In the early stages of the pandemic there were fears the bottom would fall out of the property sector, with some experts forecasting prices could drop by as much as 20pc.
IPAV's biannual report shows there was a fall-off in the supply of both new and second-hand homes to market during lockdown, which meant that more households were competing for fewer available homes.
"The freeze in the market has been much more concentrated on [buying and selling] activity," said Austin Hughes, chief economist with KBC Bank. "There had been no panic selling as in the last downturn."
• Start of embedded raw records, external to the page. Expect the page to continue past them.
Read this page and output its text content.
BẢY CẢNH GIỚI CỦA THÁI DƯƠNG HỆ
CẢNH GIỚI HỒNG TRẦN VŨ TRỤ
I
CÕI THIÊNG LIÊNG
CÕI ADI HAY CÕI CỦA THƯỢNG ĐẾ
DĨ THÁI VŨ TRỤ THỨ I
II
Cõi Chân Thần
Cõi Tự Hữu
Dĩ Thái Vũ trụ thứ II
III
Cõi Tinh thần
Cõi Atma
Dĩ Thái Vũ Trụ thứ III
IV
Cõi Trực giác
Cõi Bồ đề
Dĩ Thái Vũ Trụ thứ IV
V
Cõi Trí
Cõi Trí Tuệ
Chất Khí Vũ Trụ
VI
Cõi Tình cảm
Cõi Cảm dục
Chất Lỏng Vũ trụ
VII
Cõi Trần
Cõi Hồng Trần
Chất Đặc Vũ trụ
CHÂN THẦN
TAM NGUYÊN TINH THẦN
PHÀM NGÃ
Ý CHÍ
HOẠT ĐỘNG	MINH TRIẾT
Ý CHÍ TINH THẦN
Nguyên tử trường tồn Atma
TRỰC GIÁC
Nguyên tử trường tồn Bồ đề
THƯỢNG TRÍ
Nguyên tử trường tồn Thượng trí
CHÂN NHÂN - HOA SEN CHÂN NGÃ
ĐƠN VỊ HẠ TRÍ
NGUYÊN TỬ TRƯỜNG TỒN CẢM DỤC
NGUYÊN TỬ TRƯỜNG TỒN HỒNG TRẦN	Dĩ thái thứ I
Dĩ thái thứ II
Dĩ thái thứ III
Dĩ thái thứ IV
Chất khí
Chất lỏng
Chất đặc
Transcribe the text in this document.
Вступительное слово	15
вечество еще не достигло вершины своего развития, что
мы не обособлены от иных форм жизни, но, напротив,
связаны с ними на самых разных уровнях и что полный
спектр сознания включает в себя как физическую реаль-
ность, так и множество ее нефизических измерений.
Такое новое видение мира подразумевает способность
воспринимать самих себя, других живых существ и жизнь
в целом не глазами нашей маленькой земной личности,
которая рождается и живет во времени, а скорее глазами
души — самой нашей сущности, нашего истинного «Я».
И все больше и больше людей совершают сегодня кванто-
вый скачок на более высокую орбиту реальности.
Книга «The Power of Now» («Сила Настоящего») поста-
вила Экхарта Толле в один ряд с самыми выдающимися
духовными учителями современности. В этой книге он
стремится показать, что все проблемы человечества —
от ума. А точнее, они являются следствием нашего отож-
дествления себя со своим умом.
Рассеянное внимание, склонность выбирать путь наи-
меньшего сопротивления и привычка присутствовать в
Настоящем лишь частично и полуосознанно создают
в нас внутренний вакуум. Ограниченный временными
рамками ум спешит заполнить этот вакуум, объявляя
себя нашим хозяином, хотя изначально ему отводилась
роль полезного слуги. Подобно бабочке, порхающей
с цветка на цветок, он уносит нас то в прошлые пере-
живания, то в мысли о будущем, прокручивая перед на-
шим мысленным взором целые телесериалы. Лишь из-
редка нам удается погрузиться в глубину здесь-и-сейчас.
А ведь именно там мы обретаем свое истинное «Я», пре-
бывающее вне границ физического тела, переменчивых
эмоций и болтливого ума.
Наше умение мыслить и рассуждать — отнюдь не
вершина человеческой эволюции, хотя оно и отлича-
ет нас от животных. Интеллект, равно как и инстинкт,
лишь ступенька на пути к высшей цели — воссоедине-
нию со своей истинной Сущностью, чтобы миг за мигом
In 64 of the sectors analysed prices increased, while for the 55 market segments that showed price falls, many were less than 2pc.
Figures published by the Central Statistics Office last week showed that in June, new dwelling completions had bounced back to 94pc of their June 2019 levels, offsetting fears that social distancing regulations on building sites would impact on productivity levels. However, said Mr Davitt, new home completions will still fall short of the 25,000 projected before the Covid-19 pandemic.
In Dublin, prices for two-bedroom apartments fell in all areas analysed except Dublin 14.
In the market for three and four-bed houses, prices decreased, flatlined or showed marginal increases.
"The rationale is simple," said Mr Davitt.
"There has been a recent correction in the Dublin market by about 20pc and there are approximately 300,000 too few properties, so it would appear at this juncture that there is only one way for prices to go."
The IPAV findings also support anecdotal reports from estate agents that buyers are increasingly looking to rural areas to buy as the pressures of commuting, lack of space and access to the countryside move higher up the list of purchasers' priorities.
The study shows that house prices across counties Cork, Westmeath, Louth and Laois have all increased.
Irish buyers are increasingly seeing Ireland as a 'safer' place to buy a second home, said Mr Davitt.
"This new wave of purchasers has certainly impacted the price of properties outside our cities."
However, Mr Hughes cautioned: "The critical issue is: when do you get back to a normal level of activity in terms of production of new homes and mortgage activity? That is still some way away."
The Residential Property Price Barometer is compiled from 'real time' sales achieved in 41 market sectors nationwide, and provides data for the three most popular types of home: two-bed apartments, and three-bedroom and four-bedroom houses.